I got thinking about this and came across a few potential problems - it would be very interesting to hear your thoughts on this, of you've had some - before I clone the code and play around with it.
First there is the conceptional issue with alternate recipes or recipes using (ore) dictionary ingredients. When there are mutilple recipes for some food that's not immediately an issue since he player can select which ingredients he or she wants to use.but for cascading crafting we might run into problems if one of the ingredients that has to be crafted has multiple recipes. But that is only if this case occurs at all.
Then there is the question on how to handle the process of finding possible "cascading recipes".
My first idea would be to handle even shaped recipes as shapeless (which, for the purpose of checking whether the player has all ingredients and for auto-crafting them, should be OK). If we then increase the number of possible ingredients from nine to infinite we can actually represent an entire tree of cascading recipes in one such structure.
And while increases the recipe list the performance impact of the recursion would mostly happen during initialization...
From a quick glance at the code it seems to me that approach might work and fit in with the existing code.
Still I'd be very happy to hear your thoughts on this, since I guess you might already have put some thinking into this issue.
Kind regards!
You were probably referring to the OP, but I've given it thought so here's what I got. You can have a priority system, make the player prepare, or fail.
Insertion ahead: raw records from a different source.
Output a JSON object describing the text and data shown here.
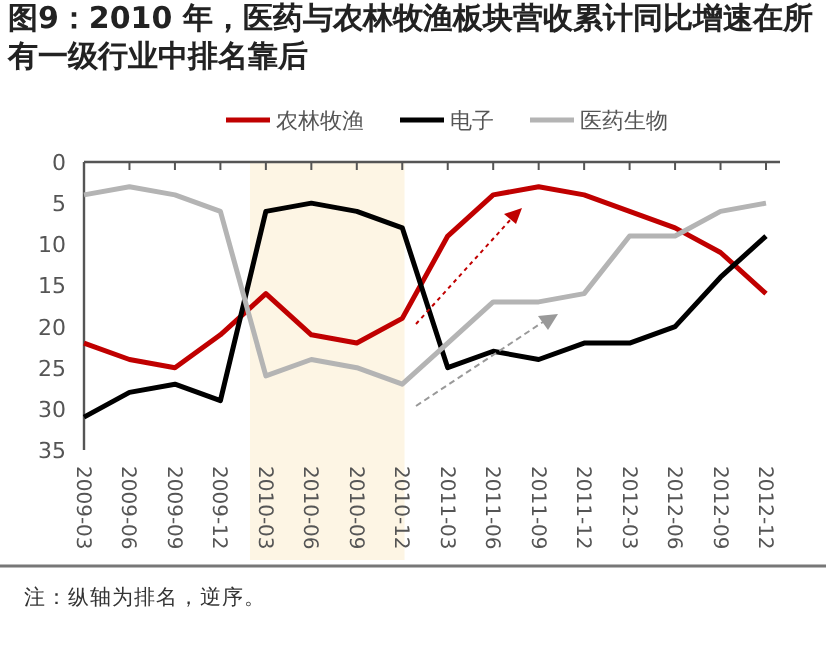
{
  "chart_data": {
    "type": "line",
    "title": "图9：2010 年，医药与农林牧渔板块营收累计同比增速在所有一级行业中排名靠后",
    "categories": [
      "2009-03",
      "2009-06",
      "2009-09",
      "2009-12",
      "2010-03",
      "2010-06",
      "2010-09",
      "2010-12",
      "2011-03",
      "2011-06",
      "2011-09",
      "2011-12",
      "2012-03",
      "2012-06",
      "2012-09",
      "2012-12"
    ],
    "series": [
      {
        "name": "农林牧渔",
        "color": "#c00000",
        "values": [
          22,
          24,
          25,
          21,
          16,
          21,
          22,
          19,
          9,
          4,
          3,
          4,
          6,
          8,
          11,
          16
        ]
      },
      {
        "name": "电子",
        "color": "#000000",
        "values": [
          31,
          28,
          27,
          29,
          6,
          5,
          6,
          8,
          25,
          23,
          24,
          22,
          22,
          20,
          14,
          9
        ]
      },
      {
        "name": "医药生物",
        "color": "#b4b4b4",
        "values": [
          4,
          3,
          4,
          6,
          26,
          24,
          25,
          27,
          22,
          17,
          17,
          16,
          9,
          9,
          6,
          5
        ]
      }
    ],
    "ylim": [
      35,
      0
    ],
    "yticks": [
      0,
      5,
      10,
      15,
      20,
      25,
      30,
      35
    ],
    "bands": [
      {
        "axis": "x",
        "from": "2010-03",
        "to": "2010-12",
        "color": "#fdf5e4"
      }
    ],
    "legend": "top",
    "grid": false,
    "marker": "none",
    "line_style": "solid",
    "annotations": [
      "注：纵轴为排名，逆序。"
    ]
  }
}
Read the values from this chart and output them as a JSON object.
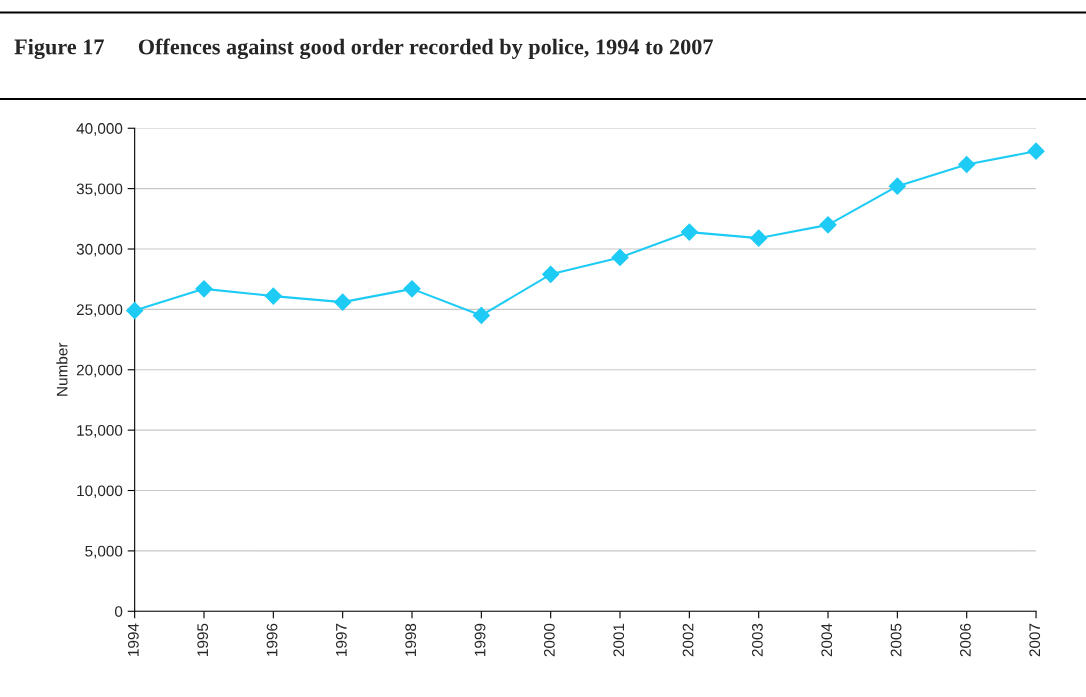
{
  "chart_data": {
    "type": "line",
    "title": "Figure 17      Offences against good order recorded by police, 1994 to 2007",
    "ylabel": "Number",
    "categories": [
      "1994",
      "1995",
      "1996",
      "1997",
      "1998",
      "1999",
      "2000",
      "2001",
      "2002",
      "2003",
      "2004",
      "2005",
      "2006",
      "2007"
    ],
    "series": [
      {
        "color": "#1ecbf5",
        "values": [
          24900,
          26700,
          26100,
          25600,
          26700,
          24500,
          27900,
          29300,
          31400,
          30900,
          32000,
          35200,
          37000,
          38100
        ]
      }
    ],
    "ylim": [
      0,
      40000
    ],
    "yticks": [
      {
        "value": 0,
        "label": "0"
      },
      {
        "value": 5000,
        "label": "5,000"
      },
      {
        "value": 10000,
        "label": "10,000"
      },
      {
        "value": 15000,
        "label": "15,000"
      },
      {
        "value": 20000,
        "label": "20,000"
      },
      {
        "value": 25000,
        "label": "25,000"
      },
      {
        "value": 30000,
        "label": "30,000"
      },
      {
        "value": 35000,
        "label": "35,000"
      },
      {
        "value": 40000,
        "label": "40,000"
      }
    ],
    "grid": "y",
    "marker": "diamond",
    "line_style": "solid"
  }
}
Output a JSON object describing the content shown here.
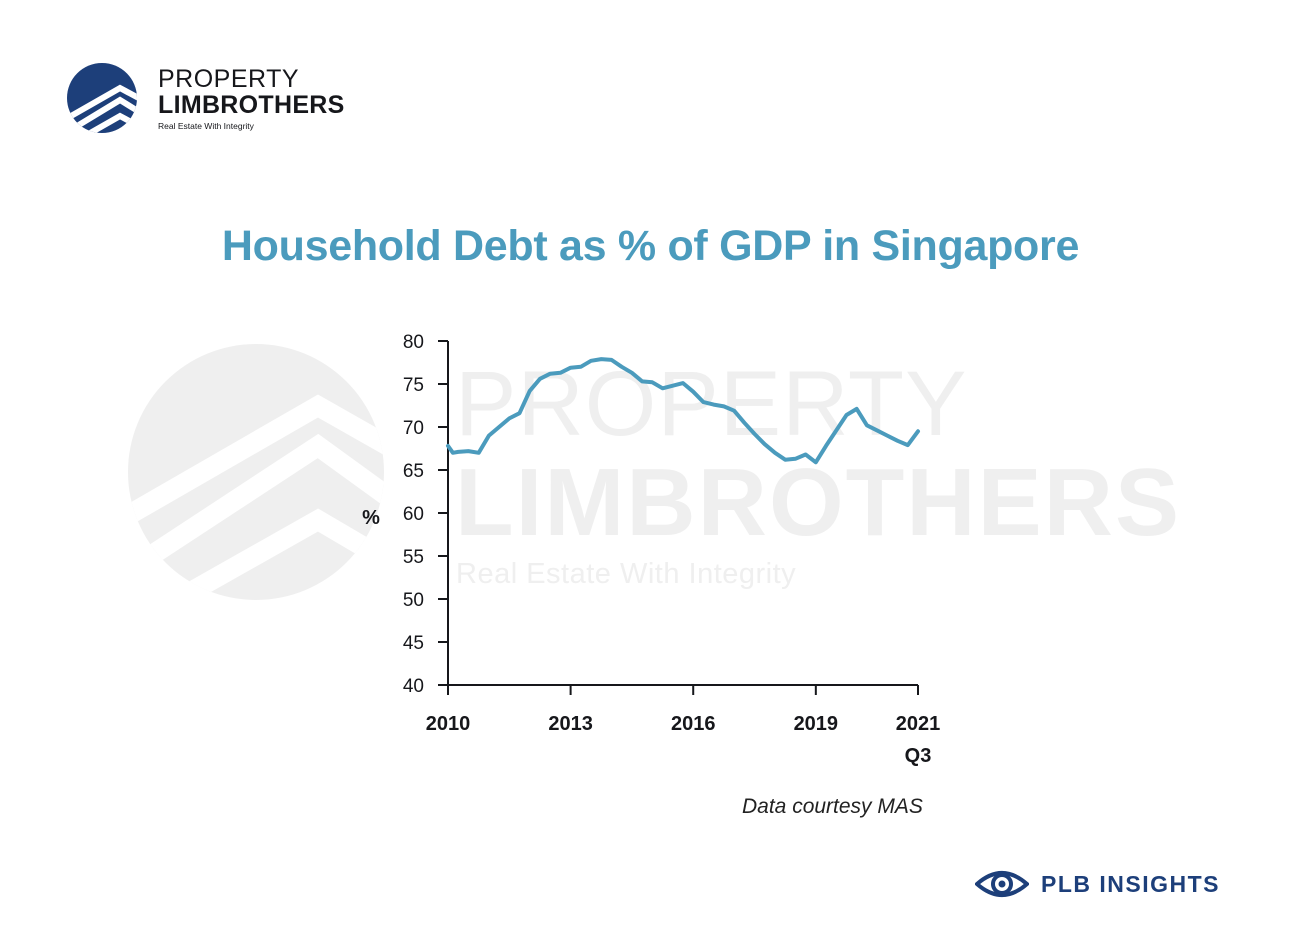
{
  "logo": {
    "line1": "PROPERTY",
    "line2": "LIMBROTHERS",
    "tagline": "Real Estate With Integrity",
    "color": "#1d3f7a"
  },
  "watermark": {
    "line1": "PROPERTY",
    "line2": "LIMBROTHERS",
    "tagline": "Real Estate With Integrity"
  },
  "source_note": "Data courtesy MAS",
  "brand": {
    "label": "PLB INSIGHTS",
    "icon": "eye-icon",
    "color": "#1d3f7a"
  },
  "chart_data": {
    "type": "line",
    "title": "Household Debt as % of GDP in Singapore",
    "ylabel": "%",
    "xlabel": "",
    "ylim": [
      40,
      80
    ],
    "yticks": [
      40,
      45,
      50,
      55,
      60,
      65,
      70,
      75,
      80
    ],
    "xlim": [
      2010,
      2021.5
    ],
    "xticks": [
      {
        "value": 2010,
        "label": "2010"
      },
      {
        "value": 2013,
        "label": "2013"
      },
      {
        "value": 2016,
        "label": "2016"
      },
      {
        "value": 2019,
        "label": "2019"
      },
      {
        "value": 2021.5,
        "label": "2021",
        "sublabel": "Q3"
      }
    ],
    "grid": false,
    "line_color": "#4b9bbd",
    "series": [
      {
        "x": [
          2010.0,
          2010.12,
          2010.25,
          2010.5,
          2010.75,
          2011.0,
          2011.25,
          2011.5,
          2011.75,
          2012.0,
          2012.25,
          2012.5,
          2012.75,
          2013.0,
          2013.25,
          2013.5,
          2013.75,
          2014.0,
          2014.25,
          2014.5,
          2014.75,
          2015.0,
          2015.25,
          2015.5,
          2015.75,
          2016.0,
          2016.25,
          2016.5,
          2016.75,
          2017.0,
          2017.25,
          2017.5,
          2017.75,
          2018.0,
          2018.25,
          2018.5,
          2018.75,
          2019.0,
          2019.25,
          2019.5,
          2019.75,
          2020.0,
          2020.25,
          2020.5,
          2020.75,
          2021.0,
          2021.25,
          2021.5
        ],
        "values": [
          67.8,
          67.0,
          67.1,
          67.2,
          67.0,
          69.0,
          70.0,
          71.0,
          71.6,
          74.2,
          75.6,
          76.2,
          76.3,
          76.9,
          77.0,
          77.7,
          77.9,
          77.8,
          77.0,
          76.3,
          75.3,
          75.2,
          74.5,
          74.8,
          75.1,
          74.1,
          72.9,
          72.6,
          72.4,
          71.9,
          70.5,
          69.2,
          68.0,
          67.0,
          66.2,
          66.3,
          66.8,
          65.9,
          67.8,
          69.6,
          71.4,
          72.1,
          70.2,
          69.6,
          69.0,
          68.4,
          67.9,
          69.5
        ]
      }
    ]
  }
}
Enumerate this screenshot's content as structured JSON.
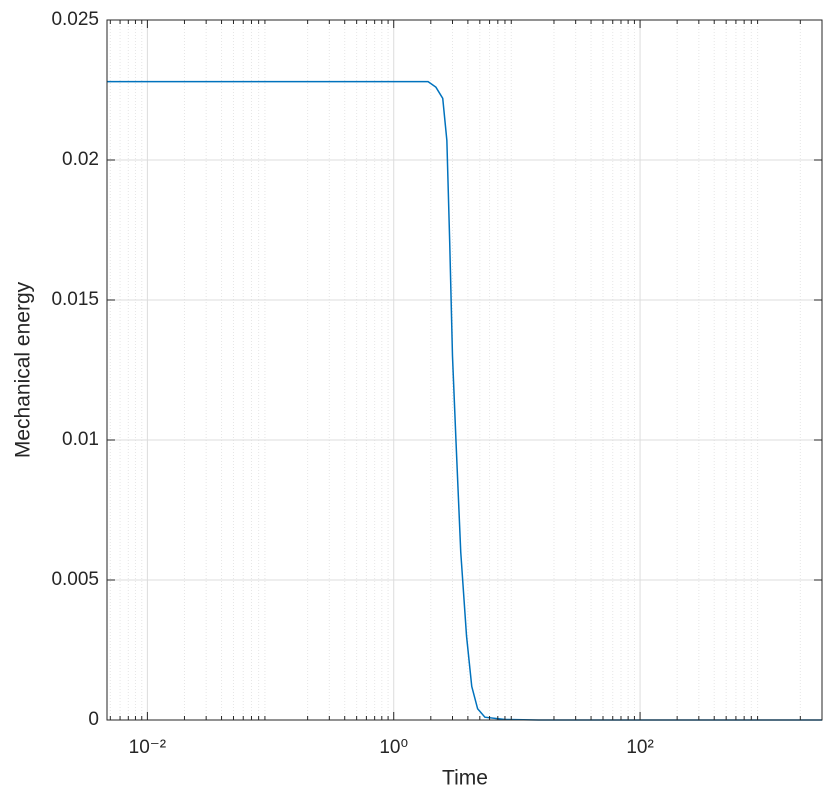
{
  "chart_data": {
    "type": "line",
    "xlabel": "Time",
    "ylabel": "Mechanical energy",
    "xscale": "log",
    "grid": true,
    "minor_grid": true,
    "box": true,
    "xlim": [
      0.0047,
      3000
    ],
    "ylim": [
      0,
      0.025
    ],
    "xticks": [
      {
        "value": 0.01,
        "label": "10⁻²"
      },
      {
        "value": 1,
        "label": "10⁰"
      },
      {
        "value": 100,
        "label": "10²"
      }
    ],
    "yticks": [
      0,
      0.005,
      0.01,
      0.015,
      0.02,
      0.025
    ],
    "x": [
      0.0047,
      1.9,
      2.2,
      2.5,
      2.7,
      2.85,
      3.0,
      3.2,
      3.5,
      3.9,
      4.3,
      4.8,
      5.5,
      8,
      15,
      3000
    ],
    "series": [
      {
        "color": "#0072bd",
        "values": [
          0.0228,
          0.0228,
          0.0226,
          0.0222,
          0.0207,
          0.017,
          0.013,
          0.01,
          0.006,
          0.003,
          0.0012,
          0.0004,
          0.0001,
          2e-05,
          0,
          0
        ]
      }
    ]
  }
}
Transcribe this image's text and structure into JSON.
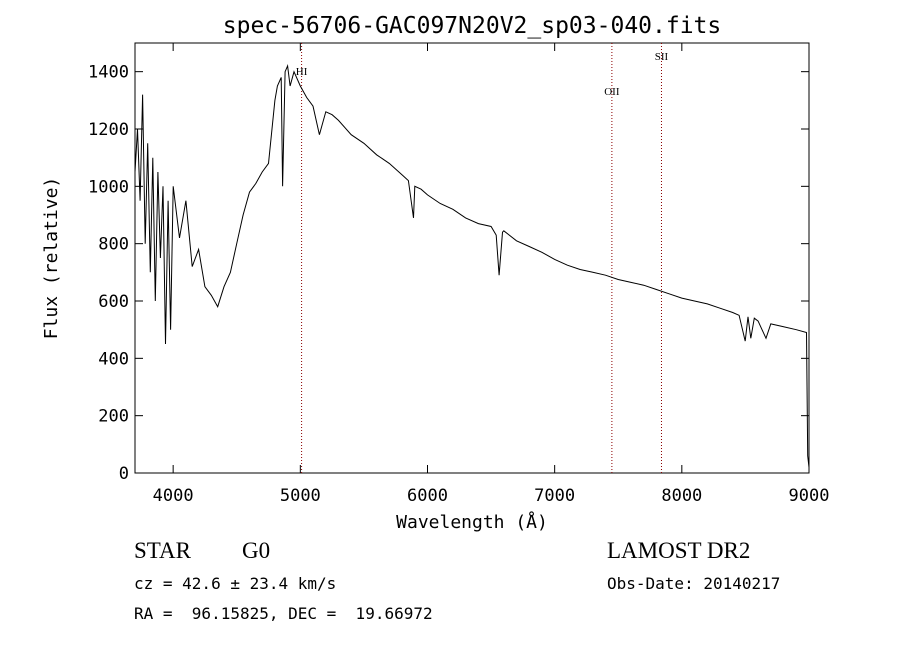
{
  "chart_data": {
    "type": "line",
    "title": "spec-56706-GAC097N20V2_sp03-040.fits",
    "xlabel": "Wavelength (Å)",
    "ylabel": "Flux (relative)",
    "xlim": [
      3700,
      9000
    ],
    "ylim": [
      0,
      1500
    ],
    "xticks": [
      4000,
      5000,
      6000,
      7000,
      8000,
      9000
    ],
    "yticks": [
      0,
      200,
      400,
      600,
      800,
      1000,
      1200,
      1400
    ],
    "grid": false,
    "line_color": "#000000",
    "marker_color": "#8b0000",
    "series": [
      {
        "x": [
          3700,
          3720,
          3740,
          3760,
          3780,
          3800,
          3820,
          3840,
          3860,
          3880,
          3900,
          3920,
          3940,
          3960,
          3980,
          4000,
          4050,
          4100,
          4150,
          4200,
          4250,
          4300,
          4350,
          4400,
          4450,
          4500,
          4550,
          4600,
          4650,
          4700,
          4750,
          4800,
          4820,
          4850,
          4861,
          4880,
          4900,
          4920,
          4950,
          5000,
          5050,
          5100,
          5150,
          5200,
          5250,
          5300,
          5400,
          5500,
          5600,
          5700,
          5800,
          5850,
          5890,
          5900,
          5950,
          6000,
          6100,
          6200,
          6300,
          6400,
          6500,
          6540,
          6563,
          6590,
          6600,
          6700,
          6800,
          6900,
          7000,
          7100,
          7200,
          7300,
          7400,
          7500,
          7600,
          7700,
          7800,
          7900,
          8000,
          8100,
          8200,
          8300,
          8400,
          8450,
          8498,
          8520,
          8542,
          8570,
          8600,
          8662,
          8700,
          8800,
          8900,
          8980,
          8990,
          9000
        ],
        "y": [
          1050,
          1200,
          950,
          1320,
          800,
          1150,
          700,
          1100,
          600,
          1050,
          750,
          1000,
          450,
          950,
          500,
          1000,
          820,
          950,
          720,
          780,
          650,
          620,
          580,
          650,
          700,
          800,
          900,
          980,
          1010,
          1050,
          1080,
          1300,
          1350,
          1380,
          1000,
          1400,
          1420,
          1350,
          1400,
          1350,
          1310,
          1280,
          1180,
          1260,
          1250,
          1230,
          1180,
          1150,
          1110,
          1080,
          1040,
          1020,
          890,
          1000,
          990,
          970,
          940,
          920,
          890,
          870,
          860,
          830,
          690,
          840,
          845,
          810,
          790,
          770,
          745,
          725,
          710,
          700,
          690,
          675,
          665,
          655,
          640,
          625,
          610,
          600,
          590,
          575,
          560,
          550,
          460,
          545,
          470,
          540,
          530,
          470,
          520,
          510,
          500,
          490,
          60,
          20
        ]
      }
    ],
    "line_markers": [
      {
        "label": "HI",
        "x": 5010
      },
      {
        "label": "OII",
        "x": 7450
      },
      {
        "label": "SII",
        "x": 7840
      }
    ]
  },
  "info": {
    "object_class": "STAR",
    "subclass": "G0",
    "survey": "LAMOST DR2",
    "cz": "cz = 42.6 ± 23.4 km/s",
    "obs_date": "Obs-Date: 20140217",
    "coords": "RA =  96.15825, DEC =  19.66972"
  }
}
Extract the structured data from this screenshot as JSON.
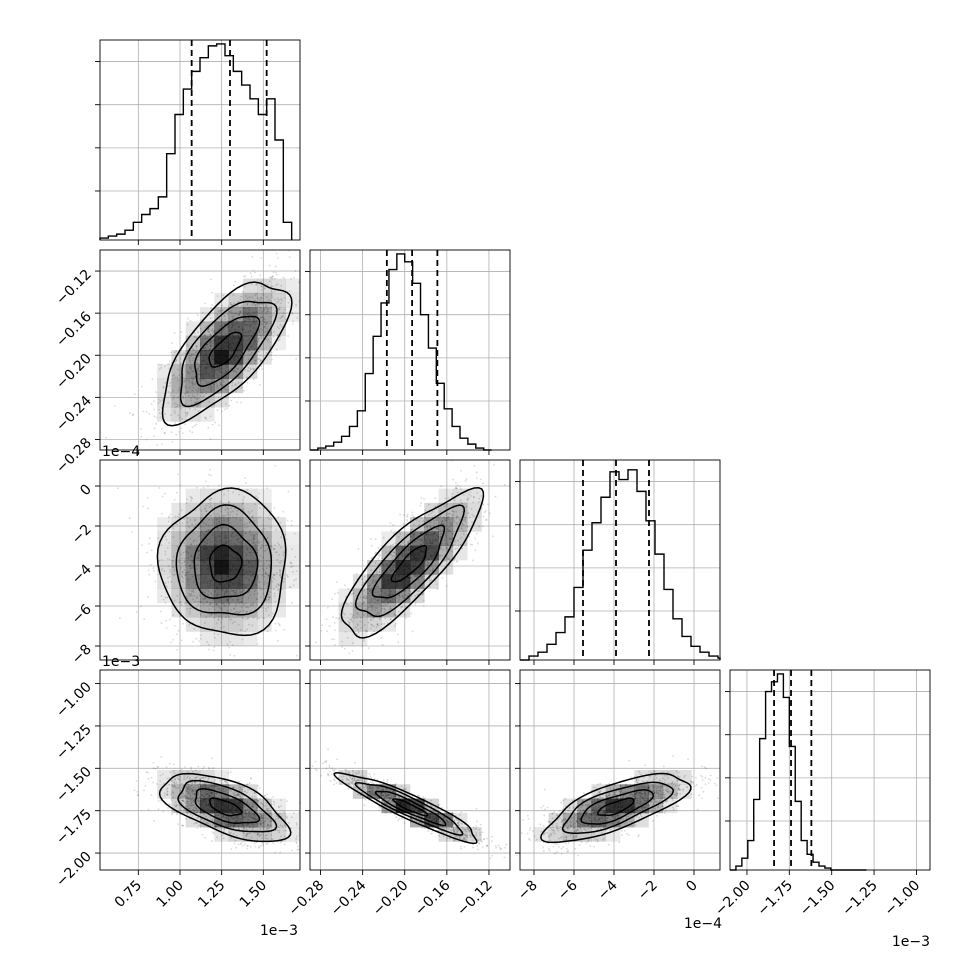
{
  "chart_data": {
    "type": "corner",
    "parameters": [
      {
        "index": 0,
        "range": [
          0.52,
          1.72
        ],
        "ticks": [
          0.75,
          1.0,
          1.25,
          1.5
        ],
        "tick_labels": [
          "0.75",
          "1.00",
          "1.25",
          "1.50"
        ],
        "offset_text": "1e−3",
        "quantiles": [
          1.07,
          1.3,
          1.52
        ],
        "histogram": {
          "bin_start": 0.52,
          "bin_width": 0.05,
          "heights": [
            1,
            2,
            3,
            5,
            9,
            13,
            16,
            22,
            44,
            64,
            77,
            86,
            93,
            99,
            100,
            94,
            86,
            79,
            72,
            64,
            72,
            51,
            9
          ]
        },
        "hist_ylim": [
          0,
          102
        ]
      },
      {
        "index": 1,
        "range": [
          -0.29,
          -0.1
        ],
        "ticks": [
          -0.28,
          -0.24,
          -0.2,
          -0.16,
          -0.12
        ],
        "tick_labels": [
          "−0.28",
          "−0.24",
          "−0.20",
          "−0.16",
          "−0.12"
        ],
        "offset_text": "",
        "quantiles": [
          -0.217,
          -0.193,
          -0.169
        ],
        "histogram": {
          "bin_start": -0.29,
          "bin_width": 0.0075,
          "heights": [
            0,
            1,
            2,
            4,
            7,
            12,
            20,
            39,
            58,
            75,
            92,
            100,
            96,
            85,
            69,
            52,
            34,
            21,
            12,
            6,
            3,
            1,
            0
          ]
        },
        "hist_ylim": [
          0,
          102
        ]
      },
      {
        "index": 2,
        "range": [
          -8.7,
          1.3
        ],
        "ticks": [
          -8,
          -6,
          -4,
          -2,
          0
        ],
        "tick_labels": [
          "−8",
          "−6",
          "−4",
          "−2",
          "0"
        ],
        "offset_text": "1e−4",
        "quantiles": [
          -5.55,
          -3.9,
          -2.25
        ],
        "histogram": {
          "bin_start": -8.7,
          "bin_width": 0.45,
          "heights": [
            0,
            2,
            4,
            8,
            14,
            22,
            37,
            56,
            70,
            83,
            96,
            92,
            97,
            86,
            71,
            54,
            36,
            21,
            12,
            7,
            4,
            2,
            1
          ]
        },
        "hist_ylim": [
          0,
          102
        ]
      },
      {
        "index": 3,
        "range": [
          -2.1,
          -0.92
        ],
        "ticks": [
          -2.0,
          -1.75,
          -1.5,
          -1.25,
          -1.0
        ],
        "tick_labels": [
          "−2.00",
          "−1.75",
          "−1.50",
          "−1.25",
          "−1.00"
        ],
        "offset_text": "1e−3",
        "quantiles": [
          -1.84,
          -1.74,
          -1.62
        ],
        "histogram": {
          "bin_start": -2.1,
          "bin_width": 0.035,
          "heights": [
            0,
            2,
            6,
            15,
            36,
            67,
            91,
            96,
            100,
            88,
            63,
            35,
            15,
            8,
            4,
            2,
            1,
            0,
            0,
            0,
            0,
            0,
            0
          ]
        },
        "hist_ylim": [
          0,
          102
        ]
      }
    ],
    "pairs": [
      {
        "x": 0,
        "y": 1,
        "mean": [
          1.27,
          -0.195
        ],
        "sd": [
          0.19,
          0.033
        ],
        "rho": 0.7
      },
      {
        "x": 0,
        "y": 2,
        "mean": [
          1.27,
          -3.9
        ],
        "sd": [
          0.19,
          1.8
        ],
        "rho": 0.0
      },
      {
        "x": 0,
        "y": 3,
        "mean": [
          1.27,
          -1.73
        ],
        "sd": [
          0.19,
          0.1
        ],
        "rho": -0.6
      },
      {
        "x": 1,
        "y": 2,
        "mean": [
          -0.195,
          -3.9
        ],
        "sd": [
          0.033,
          1.8
        ],
        "rho": 0.82
      },
      {
        "x": 1,
        "y": 3,
        "mean": [
          -0.195,
          -1.73
        ],
        "sd": [
          0.033,
          0.1
        ],
        "rho": -0.92
      },
      {
        "x": 2,
        "y": 3,
        "mean": [
          -3.9,
          -1.73
        ],
        "sd": [
          1.8,
          0.1
        ],
        "rho": 0.72
      }
    ],
    "contour_levels_sigma": [
      0.5,
      1.0,
      1.5,
      2.0
    ],
    "grid": true,
    "colors": {
      "points": "#555555",
      "lines": "#000000",
      "density": "#000000"
    }
  }
}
For example, say toast can be made in two different mods, one by smelting bread and one by crafting a frying pan, butter and bread. Plus, you have a dedicated toaster that converts bread to toast. You have all the ingredients for all three versions (including a fueled oven and toaster). Assume a recipe calls for toast and any of the three will suffice.
Priority) You can give priority to the toaster, since it's a dedicated machine. If there's no toaster, priority goes to the oven (assuming the results can be brought back in) because it's more immersive than grid crafting.
Prepare) Have recipe cards or something a player can use (like filters) on processing machines to limit requests. This makes more work for the player (and coder) and has the autocrafting issue of having to pre-register every recipe.
Fail) You can refuse the request because it's not clear, forcing players to remove the toaster and frying pan to limit the options. However, that causes problems if the frying pan is needed later.
I'd suggest a combo idea. Use dedicated, or semi-dedicated items with priority. Give them in inventory that works as a filter (i.e., the toaster has slots, you put bread and poptarts in them so those items can be used, but will be taken from the pantry and fridge first with the internal buffer used last). The player can make recipe cards that will have priority over the regular system (i.e., like an autocrafting pattern that is checked before the list of crafting possibilities). When the chain isn't clear, don't do it (players need to maintain their workspace, it's not magic).
I'm inclined towards a much simpler system based on predefined recipe books you would most likely be able to find as dungeon loot. For example there would be a cheese themed book providing several cheesy meals as cascade recipes. Placing these in a bookshelf in the kitchen would make them available in the cooking table.
That way the recursive recipe scanning can be limited to those few selected items.
The toaster is not meant to be an automated piece of the kitchen, therefore it doesn't appear in the cooking table right now either. I'd also go as far as excluding the oven from this, given it's an asynchronous process unlike the crafting.